Second, biofuel should give Korea a big competitive edge to improve its economy. Korea earns dollars through exports to the U.S.A, Europe, China, Japan and any other countries. Especially in trade, Korean’s most important countires are America and Europe. However, Europe has built up regulations to import goods, which should be related with friendly environmental factors. Kanter states, “A fierce debate is unfolding about whether industry and European economy can afford higher commitments to pollution-reduction targets” (2007, para.7). For example, if goods are produced through an eco-friendly process, it can be charged less custom duty and have a reduction of tax. That is a big advantage when we compete with other companies and local firms. Europe approves biofuels as eco-friendly fuel and they try to use the biofuel for their major gas. The EU environment commissioner said that they try to improve 10 per cent of its transport fuel from biofuels (Conner, 2008). Biofuel can improve the Korean economy and give Korean companies a competitive advantage.

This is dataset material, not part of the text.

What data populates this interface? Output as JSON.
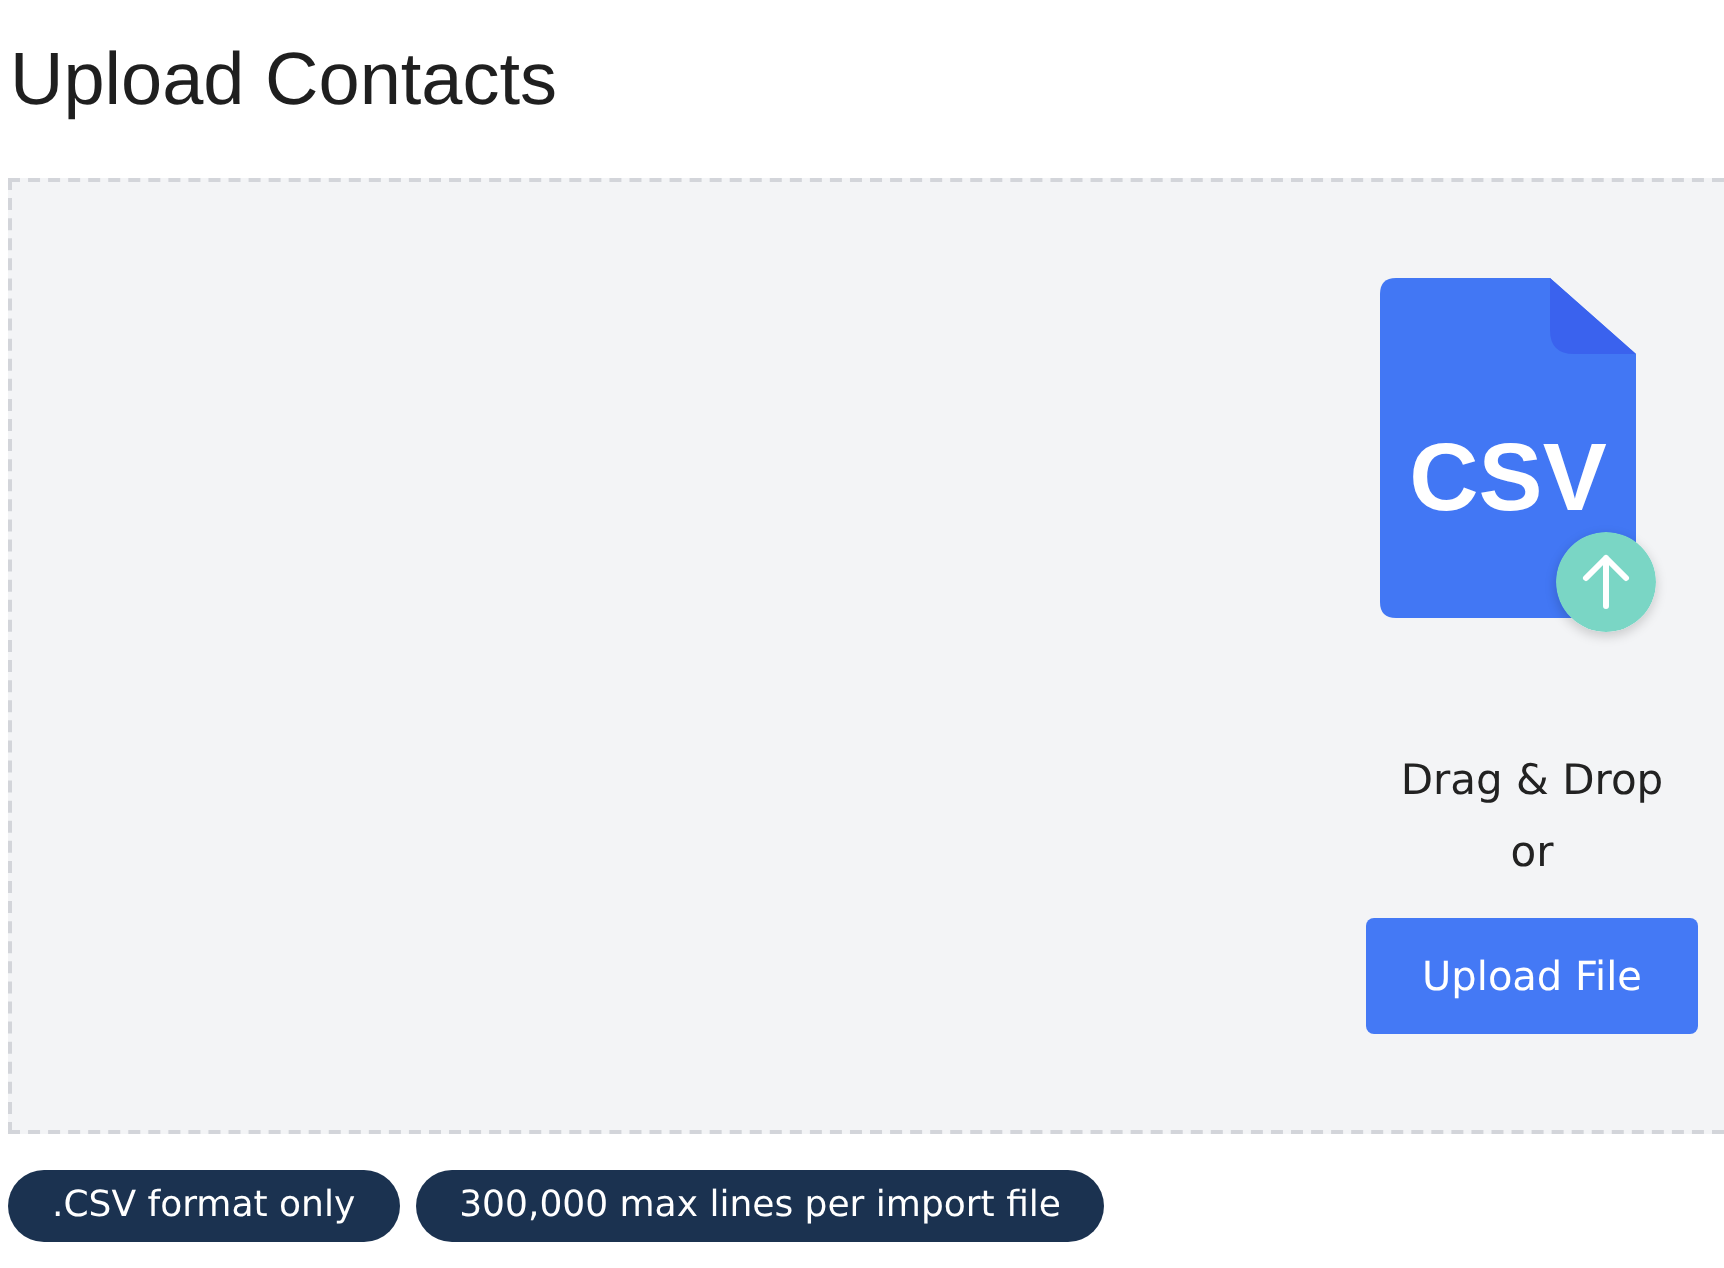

Finally, biofuel can develop Korean technology to be eco-friendly. Most developed countries prefer eco-friendly technologies, and that is the biggest trend in the world; “Europeans manufacturers have spent far longer working to make their products safer and less hazardous to the environment” (Kaplan, 2007, para.1). In the future Korea will not be able to sell goods if they are not made with an eco-friendly process. Many countries are trying to get advanced environmental technologies, and that will give them big money for the future. Korean’s future economy is engaged in technology because now Korean economic power is high technology, which covers our weakness in lack of natural resources, expensive labor, and small land. Most of the advanced countries study it very hard, and Korea also must catch up in environmental technology with biofuel.
My opponents say biofuel might make new food security risks. Siwa Msangi said, “Strong international policies are needed to stop the biofuel production revolution threatening food security for the poor” (2007, para.1). However, they are wrong, because fuel prices have hit an all time high, and influence food prices. John Travers said, “A recent study by consulting group LECG found that rising energy prices have twice the impact on the consumer price index for food than the price of feedstock used for ethanol” (2007, para.9). Next generation biofuels, which are cellulosic content and algae, are not related with food as wood and grass are. These sources are more efficient and low cost (Travers, 2007). Most of agriculture uses machines, which need fuels. Fuel cost is also a big part of expense for agriculture.
In conclusion, now biofuel technology takes in the advanced technology trend and European countries have started to use biofuel for their transport fuels. Koreans also should try to join in the trend, and that can solve our environmental, economic, and technological problems. Korea needs biofuels technology for our future.